En Iowa, un estudiante me llamó la atención sobre un fenómeno lingüístico que le parecía muy argentino. Hablando en mesas redondas o tomando un café, los nativos argentinos, en algún punto de la conversación, dejaban la boca abierta y secretaban una e, que combinaban con un esteeee, o “bueno eee”. En estos autores, la e era el salto en largo de sus laringes a una idea; la e era un medio y un masaje, una plataforma amigable a la elaboración del pensamiento. Eludían la indeterminación del silencio, el horror vacui sonoro: una secta de ovejas disfrazadas de hombres, berreando sus e.

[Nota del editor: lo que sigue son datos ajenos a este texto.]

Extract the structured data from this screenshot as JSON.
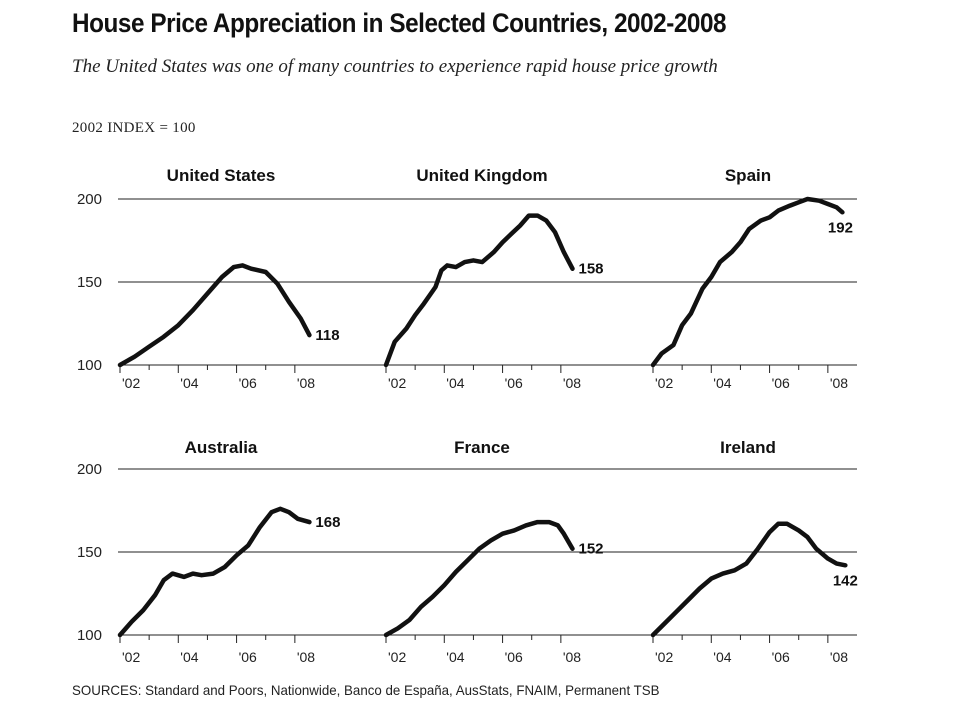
{
  "title": "House Price Appreciation in Selected Countries, 2002-2008",
  "subtitle": "The United States was one of many countries to experience rapid house price growth",
  "index_label": "2002 INDEX = 100",
  "sources": "SOURCES: Standard and Poors, Nationwide, Banco de España, AusStats, FNAIM, Permanent TSB",
  "colors": {
    "line": "#111111",
    "grid": "#222222"
  },
  "chart_data": [
    {
      "type": "line",
      "title": "United States",
      "ylim": [
        100,
        200
      ],
      "yticks": [
        100,
        150,
        200
      ],
      "xlim": [
        2002,
        2009
      ],
      "xticks": [
        2002,
        2004,
        2006,
        2008
      ],
      "xtick_labels": [
        "'02",
        "'04",
        "'06",
        "'08"
      ],
      "end_label": "118",
      "x": [
        2002.0,
        2002.5,
        2003.0,
        2003.5,
        2004.0,
        2004.5,
        2005.0,
        2005.5,
        2005.9,
        2006.2,
        2006.5,
        2007.0,
        2007.4,
        2007.8,
        2008.2,
        2008.5
      ],
      "y": [
        100,
        105,
        111,
        117,
        124,
        133,
        143,
        153,
        159,
        160,
        158,
        156,
        149,
        138,
        128,
        118
      ]
    },
    {
      "type": "line",
      "title": "United Kingdom",
      "ylim": [
        100,
        200
      ],
      "yticks": [
        100,
        150,
        200
      ],
      "xlim": [
        2002,
        2009
      ],
      "xticks": [
        2002,
        2004,
        2006,
        2008
      ],
      "xtick_labels": [
        "'02",
        "'04",
        "'06",
        "'08"
      ],
      "end_label": "158",
      "x": [
        2002.0,
        2002.3,
        2002.7,
        2003.0,
        2003.3,
        2003.7,
        2003.9,
        2004.1,
        2004.4,
        2004.7,
        2005.0,
        2005.3,
        2005.7,
        2006.0,
        2006.3,
        2006.6,
        2006.9,
        2007.2,
        2007.5,
        2007.8,
        2008.1,
        2008.4
      ],
      "y": [
        100,
        114,
        122,
        130,
        137,
        147,
        157,
        160,
        159,
        162,
        163,
        162,
        168,
        174,
        179,
        184,
        190,
        190,
        187,
        180,
        168,
        158
      ]
    },
    {
      "type": "line",
      "title": "Spain",
      "ylim": [
        100,
        200
      ],
      "yticks": [
        100,
        150,
        200
      ],
      "xlim": [
        2002,
        2009
      ],
      "xticks": [
        2002,
        2004,
        2006,
        2008
      ],
      "xtick_labels": [
        "'02",
        "'04",
        "'06",
        "'08"
      ],
      "end_label": "192",
      "x": [
        2002.0,
        2002.3,
        2002.7,
        2003.0,
        2003.3,
        2003.7,
        2004.0,
        2004.3,
        2004.7,
        2005.0,
        2005.3,
        2005.7,
        2006.0,
        2006.3,
        2006.7,
        2007.0,
        2007.3,
        2007.7,
        2008.0,
        2008.3,
        2008.5
      ],
      "y": [
        100,
        107,
        112,
        124,
        131,
        146,
        153,
        162,
        168,
        174,
        182,
        187,
        189,
        193,
        196,
        198,
        200,
        199,
        197,
        195,
        192
      ]
    },
    {
      "type": "line",
      "title": "Australia",
      "ylim": [
        100,
        200
      ],
      "yticks": [
        100,
        150,
        200
      ],
      "xlim": [
        2002,
        2009
      ],
      "xticks": [
        2002,
        2004,
        2006,
        2008
      ],
      "xtick_labels": [
        "'02",
        "'04",
        "'06",
        "'08"
      ],
      "end_label": "168",
      "x": [
        2002.0,
        2002.4,
        2002.8,
        2003.2,
        2003.5,
        2003.8,
        2004.2,
        2004.5,
        2004.8,
        2005.2,
        2005.6,
        2006.0,
        2006.4,
        2006.8,
        2007.2,
        2007.5,
        2007.8,
        2008.1,
        2008.5
      ],
      "y": [
        100,
        108,
        115,
        124,
        133,
        137,
        135,
        137,
        136,
        137,
        141,
        148,
        154,
        165,
        174,
        176,
        174,
        170,
        168
      ]
    },
    {
      "type": "line",
      "title": "France",
      "ylim": [
        100,
        200
      ],
      "yticks": [
        100,
        150,
        200
      ],
      "xlim": [
        2002,
        2009
      ],
      "xticks": [
        2002,
        2004,
        2006,
        2008
      ],
      "xtick_labels": [
        "'02",
        "'04",
        "'06",
        "'08"
      ],
      "end_label": "152",
      "x": [
        2002.0,
        2002.4,
        2002.8,
        2003.2,
        2003.6,
        2004.0,
        2004.4,
        2004.8,
        2005.2,
        2005.6,
        2006.0,
        2006.4,
        2006.8,
        2007.2,
        2007.6,
        2007.9,
        2008.1,
        2008.4
      ],
      "y": [
        100,
        104,
        109,
        117,
        123,
        130,
        138,
        145,
        152,
        157,
        161,
        163,
        166,
        168,
        168,
        166,
        161,
        152
      ]
    },
    {
      "type": "line",
      "title": "Ireland",
      "ylim": [
        100,
        200
      ],
      "yticks": [
        100,
        150,
        200
      ],
      "xlim": [
        2002,
        2009
      ],
      "xticks": [
        2002,
        2004,
        2006,
        2008
      ],
      "xtick_labels": [
        "'02",
        "'04",
        "'06",
        "'08"
      ],
      "end_label": "142",
      "x": [
        2002.0,
        2002.4,
        2002.8,
        2003.2,
        2003.6,
        2004.0,
        2004.4,
        2004.8,
        2005.2,
        2005.6,
        2006.0,
        2006.3,
        2006.6,
        2007.0,
        2007.3,
        2007.6,
        2008.0,
        2008.3,
        2008.6
      ],
      "y": [
        100,
        107,
        114,
        121,
        128,
        134,
        137,
        139,
        143,
        152,
        162,
        167,
        167,
        163,
        159,
        152,
        146,
        143,
        142
      ]
    }
  ]
}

Quizás estos escritores se estaban preparando para una nueva mutación del lenguaje. La e es la vedette del lenguaje inclusivo, la que podría destronar el reino de las palabras sexuadas, que terminan en a y o. La e denomina un sexo indeterminado, un momento imaginario donde la lucha de los sexos no existe: como la e de Edén, es la hojita que cubre púdicamente los sexos de las palabras.
La e es la vedette del lenguaje inclusivo
Hace poco volví a Buenos Aires y encontré escenas de proscripción de la o: “te amis mucho”, reza un cartel con corazoncitos en mi barrio de Palermo Tel Aviv. Conjeturé que ese amis deriva de los holis y chauchis de la prehistoria reciente flogger (Argentina fue el único lugar del mundo donde Fotolog floreció, al punto de acoger su propia tribu urbana).
Pero los floggers no crearon militancia, ni lucharon por el derecho de abortar otros floggers. Tan solo se extinguieron, legándonos su propia rama del indoeuropeo. Creo que la e tiene otro color porque es una reacción a la x impronunciable. La x circulaba en el lenguaje escrito sin que a nadie le importara una jota, pero una vez que llegó al micrófono, al podio, a los discursos apasionados, esa equis tuvo que mutar. A la x hubo que adjudicarle un valor: e. Pero la e es problemática porque es una terminación típica de sustantivos masculinos: hombre, presidente, elefante. “El patriarcado sale por la puerta y entra por la ventane”, sintetizaba el escritor Carlos Gamerro. ¿Pero cómo hablar a los plurales sin que nadie se sienta expulsado del Paraíso? Una posibilidad es que el Paraíso sea el acervo de las lenguas romance, las hijas sublimes del indoeuropeo. Como el lenguaje es un acto político y personal, yo prefiero cerrar mis mails enviando “osculi”, privilegiando la i del plural italiano, no sea que algún beso de tendencias inconfesables se ofenda.